Catastrophe and Systemic Change: Learning from the Grenfell Tower Fire and other Disasters
Gill Kernick, London Publishing Partnership, 2021
The Grenfell Tower tragedy was the worst residential fire in London since World War II, killing 72 people in one of the world’s wealthiest neighbourhoods. Surely, then, lessons will be learned from it, and lasting change implemented. Unfortunately, as history tells us, the evidence is weighed against this outcome – indeed, four years after Grenfell, the UK’s cladding issue remains unresolved, putting the lives of thousands at risk and on hold.
This book seeks to understand why there is a persistent failure to learn from catastrophic events. Published near the anniversary of the tragedy, Catastrophe and Systemic Change: Learning from the Grenfell Tower Fire and other Disasters lays out the many failings that led to the deadly inferno.
This powerful book examines the challenges and conditions that inhibit learning, with the goal of finding opportunities to disrupt the status quo.
Author Gill Kernick is an internationally experienced strategic consultant specialising in safety, culture and leadership. She also lived on the twenty-first floor of Grenfell Tower between 2011 and 2014.
In this book, Kernick offers an accessible model for systemic change in the form of a framework to evoke reflection, enquiry and debate.
The book is organised into two parts: the first focusing on the Grenfell Tower fire itself, the second dedicated to analysis and reflection – seeking to understand why our failure to learn makes sense by exploring the reasons why, and asking what it would take to enable real systemic change.
Subsequent chapters explore the issues of catastrophe and systemic change through a number of different ‘lenses’, among them behavioural and relational elements. The author shares stories of other catastrophic events, considers some widely-held myths, reflects on insights from Grenfell, proposes the conditions that prevent change, and looks at the key opportunities to positively disrupt the status quo.

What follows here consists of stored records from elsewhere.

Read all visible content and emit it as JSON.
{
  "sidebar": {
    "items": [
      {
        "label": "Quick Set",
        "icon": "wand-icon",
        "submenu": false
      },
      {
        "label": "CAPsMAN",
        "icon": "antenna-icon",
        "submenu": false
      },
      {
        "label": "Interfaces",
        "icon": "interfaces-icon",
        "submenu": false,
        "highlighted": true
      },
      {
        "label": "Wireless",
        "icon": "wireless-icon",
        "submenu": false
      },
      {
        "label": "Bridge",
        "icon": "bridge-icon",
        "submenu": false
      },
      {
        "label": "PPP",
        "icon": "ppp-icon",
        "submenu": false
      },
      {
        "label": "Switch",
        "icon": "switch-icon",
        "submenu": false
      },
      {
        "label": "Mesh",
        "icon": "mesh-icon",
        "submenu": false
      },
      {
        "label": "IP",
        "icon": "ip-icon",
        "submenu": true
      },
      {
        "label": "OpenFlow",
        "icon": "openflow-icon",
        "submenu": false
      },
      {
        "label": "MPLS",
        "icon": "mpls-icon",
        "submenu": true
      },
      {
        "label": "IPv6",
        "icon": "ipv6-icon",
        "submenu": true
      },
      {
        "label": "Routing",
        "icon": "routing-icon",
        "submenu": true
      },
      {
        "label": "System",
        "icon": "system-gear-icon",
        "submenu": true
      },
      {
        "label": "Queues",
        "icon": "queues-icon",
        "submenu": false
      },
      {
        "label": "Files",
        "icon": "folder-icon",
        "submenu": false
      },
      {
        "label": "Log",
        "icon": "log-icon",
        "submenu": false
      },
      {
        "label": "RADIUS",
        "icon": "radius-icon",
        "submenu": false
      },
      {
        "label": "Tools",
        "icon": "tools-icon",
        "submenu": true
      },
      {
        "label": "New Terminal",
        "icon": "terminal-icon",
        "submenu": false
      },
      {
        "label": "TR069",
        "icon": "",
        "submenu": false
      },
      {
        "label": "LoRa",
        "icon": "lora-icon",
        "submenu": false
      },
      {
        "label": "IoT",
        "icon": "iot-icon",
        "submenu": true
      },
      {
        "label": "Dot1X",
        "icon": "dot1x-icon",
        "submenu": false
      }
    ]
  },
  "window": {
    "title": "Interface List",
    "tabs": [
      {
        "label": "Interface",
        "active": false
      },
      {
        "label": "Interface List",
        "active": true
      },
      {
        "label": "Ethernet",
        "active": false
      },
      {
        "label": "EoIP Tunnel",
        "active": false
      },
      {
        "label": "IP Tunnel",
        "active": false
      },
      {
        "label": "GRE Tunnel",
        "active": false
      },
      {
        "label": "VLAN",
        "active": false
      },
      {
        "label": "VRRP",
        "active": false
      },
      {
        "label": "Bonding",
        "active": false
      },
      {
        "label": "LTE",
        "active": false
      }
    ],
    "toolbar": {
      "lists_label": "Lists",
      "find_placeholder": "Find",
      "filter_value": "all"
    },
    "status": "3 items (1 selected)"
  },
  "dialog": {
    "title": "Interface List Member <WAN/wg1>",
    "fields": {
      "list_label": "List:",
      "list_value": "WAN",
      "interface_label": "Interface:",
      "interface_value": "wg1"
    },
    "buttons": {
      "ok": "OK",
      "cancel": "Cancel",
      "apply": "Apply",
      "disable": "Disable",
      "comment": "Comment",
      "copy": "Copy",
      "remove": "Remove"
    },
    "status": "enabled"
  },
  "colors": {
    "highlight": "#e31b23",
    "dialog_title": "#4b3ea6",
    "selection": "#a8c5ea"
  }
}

In praise of Catastrophe and Systemic Change, Her Honour Frances Kirkham CBE (coroner in the Lakanal House inquests) points out that learning from catastrophic events to drive necessary change should happen in every area where public safety is a fundamental requirement, as, for example, in the provision of housing.
“It is scandalous that there is widespread and fundamental failure to apply any lessons learned,” she says. “Read this book to understand the interplay between those at the top and those at the bottom of the power ladder, and understand how we all can, and should, influence decision and policy makers to facilitate and achieve the changes which are so needed.”
This book will be essential reading for those interested in change management, leadership, policymaking, law, housing, construction and public safety and politics.